Dutch abbess of Rijnsburg Abbey

Ada of Holland (1208 – 15 June 1258) was a Dutch abbess of Rijnsburg Abbey from 1239.

Ada was born in about 1208 to Willem I, Count of Holland (c. 1168 – 1222) and Aleid van Gelre (c. 1178 – 1218). She first appears in written records in 1233 and in 1239 she moves from being a nun to being the abbess of Rijnsburg Abbey.

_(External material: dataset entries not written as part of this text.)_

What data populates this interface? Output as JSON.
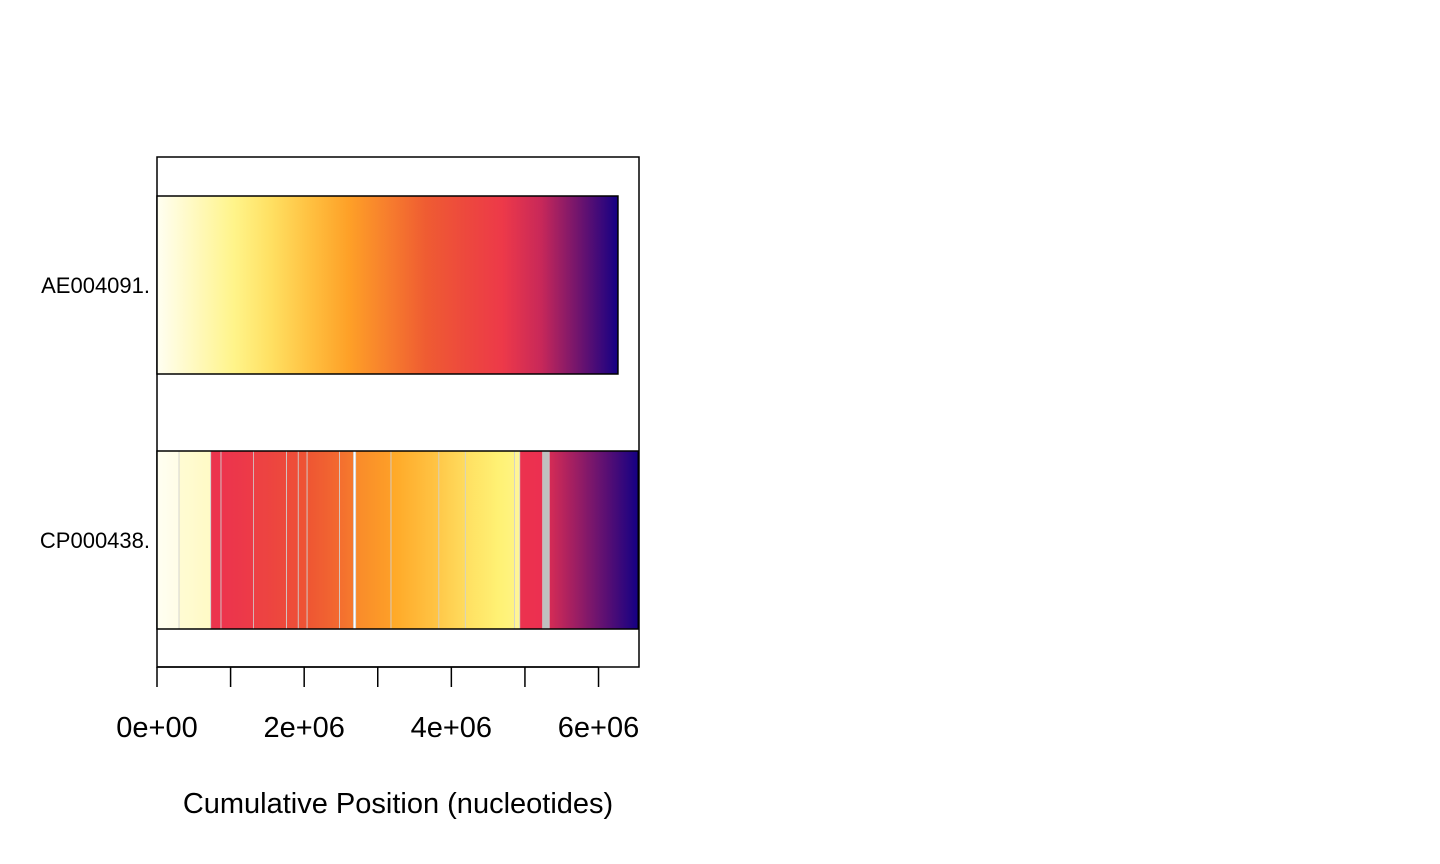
{
  "chart_data": {
    "type": "synteny-bar",
    "xlabel": "Cumulative Position (nucleotides)",
    "xlim": [
      0,
      6550000
    ],
    "x_ticks": [
      0,
      1000000,
      2000000,
      3000000,
      4000000,
      5000000,
      6000000
    ],
    "x_tick_labels": [
      {
        "value": 0,
        "label": "0e+00"
      },
      {
        "value": 2000000,
        "label": "2e+06"
      },
      {
        "value": 4000000,
        "label": "4e+06"
      },
      {
        "value": 6000000,
        "label": "6e+06"
      }
    ],
    "grid": false,
    "palette": [
      "#fffef2",
      "#fff275",
      "#ffa726",
      "#ee5533",
      "#ec3050",
      "#140084"
    ],
    "gap_color": "#c0c0c0",
    "genomes": [
      {
        "name": "AE004091.",
        "length": 6264000,
        "blocks": [
          {
            "start": 0,
            "end": 6264000,
            "cstart": 0.0,
            "cend": 1.0
          }
        ]
      },
      {
        "name": "CP000438.",
        "length": 6540000,
        "blocks": [
          {
            "start": 0,
            "end": 300000,
            "cstart": 0.0,
            "cend": 0.02
          },
          {
            "start": 300000,
            "end": 730000,
            "cstart": 0.05,
            "cend": 0.07
          },
          {
            "start": 730000,
            "end": 870000,
            "cstart": 0.78,
            "cend": 0.78
          },
          {
            "start": 870000,
            "end": 1310000,
            "cstart": 0.78,
            "cend": 0.74
          },
          {
            "start": 1310000,
            "end": 1760000,
            "cstart": 0.72,
            "cend": 0.66
          },
          {
            "start": 1760000,
            "end": 1920000,
            "cstart": 0.65,
            "cend": 0.64
          },
          {
            "start": 1920000,
            "end": 2040000,
            "cstart": 0.62,
            "cend": 0.61
          },
          {
            "start": 2040000,
            "end": 2480000,
            "cstart": 0.6,
            "cend": 0.55
          },
          {
            "start": 2480000,
            "end": 2670000,
            "cstart": 0.54,
            "cend": 0.51
          },
          {
            "start": 2700000,
            "end": 3180000,
            "cstart": 0.47,
            "cend": 0.42
          },
          {
            "start": 3180000,
            "end": 3830000,
            "cstart": 0.4,
            "cend": 0.32
          },
          {
            "start": 3830000,
            "end": 4190000,
            "cstart": 0.31,
            "cend": 0.26
          },
          {
            "start": 4190000,
            "end": 4860000,
            "cstart": 0.25,
            "cend": 0.18
          },
          {
            "start": 4860000,
            "end": 4930000,
            "cstart": 0.15,
            "cend": 0.15
          },
          {
            "start": 4930000,
            "end": 5240000,
            "cstart": 0.79,
            "cend": 0.8
          },
          {
            "start": 5240000,
            "end": 5330000,
            "gap": true
          },
          {
            "start": 5330000,
            "end": 6540000,
            "cstart": 0.82,
            "cend": 1.0
          }
        ]
      }
    ]
  }
}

Because the abbey had been donated by her family she was allowed to be called the Lady of Rijnsburg. Problems arose in 1244 when her brother, Otto III van Holland, required that she should refer important decisions to him and other clergy and monarchs. She appealed to the pope, Innocent IV, who ruled in her favour. He confirmed her autonomy and also allowed the abbey the right to receive donations from novices entering the abbey.

Ada's authority was further undermined when her cousin sold the abbey and Ada was obliged to use her own money to repurchase it.

Van Holland died in Rijnsburg Abbey on 15 June 1258.